In 2001 The Capitol Steps, as well as all of the late night comedians, had to tread lightly in the days after 9/11. Newport said that they ended up following Jay Leno’s lead on when it was safe to make George W. Bush jokes again. “We just try to be a diversion,” Newport commented.

The Capitol Steps have never had Barack Obama or Donald Trump attend a show, however. “I couldn’t tell you how Trump would like it. I’d like to think he’d like it bigly,” she quipped.

Their upcoming April 6-7 performances at the Kimmel Center will feature Jamie Zemarel as Trump, Brad VanGrack as Vermont Senator and 2016 presidential candidate Bernie Sanders, Obama impression specialist Jon Bell, Tracey Stephens, Delores King Williams and pianist Dave Kane.

These days, the cast is half former Capitol Hill staffers and half Washington D.C. area actors and singers. “The auditions are very interesting. Somebody will come in and sing a beautiful song like ‘Somewhere Over the Rainbow,’ and we’ll tell them: ‘Now sing it like (North Korean leader) Kim Jong Un would sing it’,” said Newport.

With Twitter and a 24-hour news cycle, keeping their show content up to date can be difficult. “It’s tough. The news cycle is so fast now. I’m not above texting a performer while they’re waiting to go on stage,” Newport said.

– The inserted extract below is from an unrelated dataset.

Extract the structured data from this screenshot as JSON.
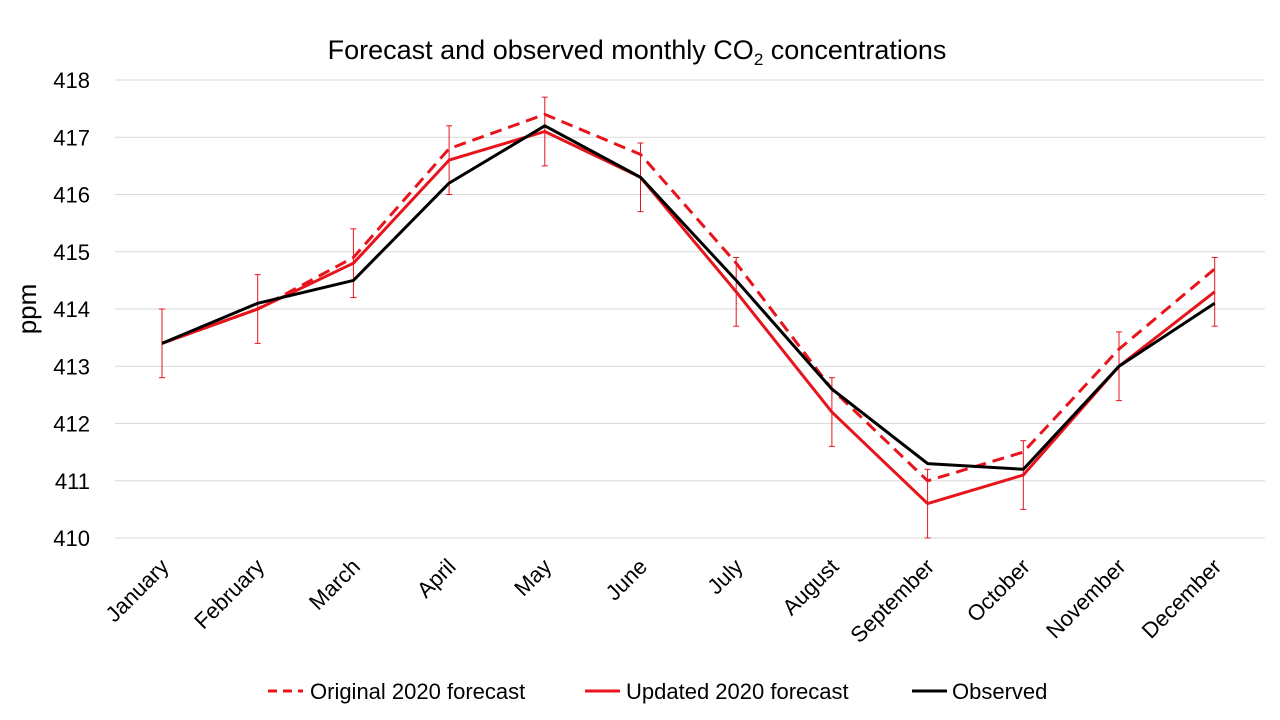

When asked if there are any jokes that have had a long shelf life, she mentioned “Puttin’ on the Ritz” parody “Putin on a Blitz” — “He keeps getting re-elected,” she said of Russian leader Vladimir Putin — and anything related to disgraced former U.S. Rep. Anthony Weiner. “Anthony Weiner will be funny for the next hundred years,” said Newport.

The never-ending theme of Capitol Steps shows: “One side messes up, the other side parties. The other side messes up, the other side parties — it’s the two-party system,” Newport said.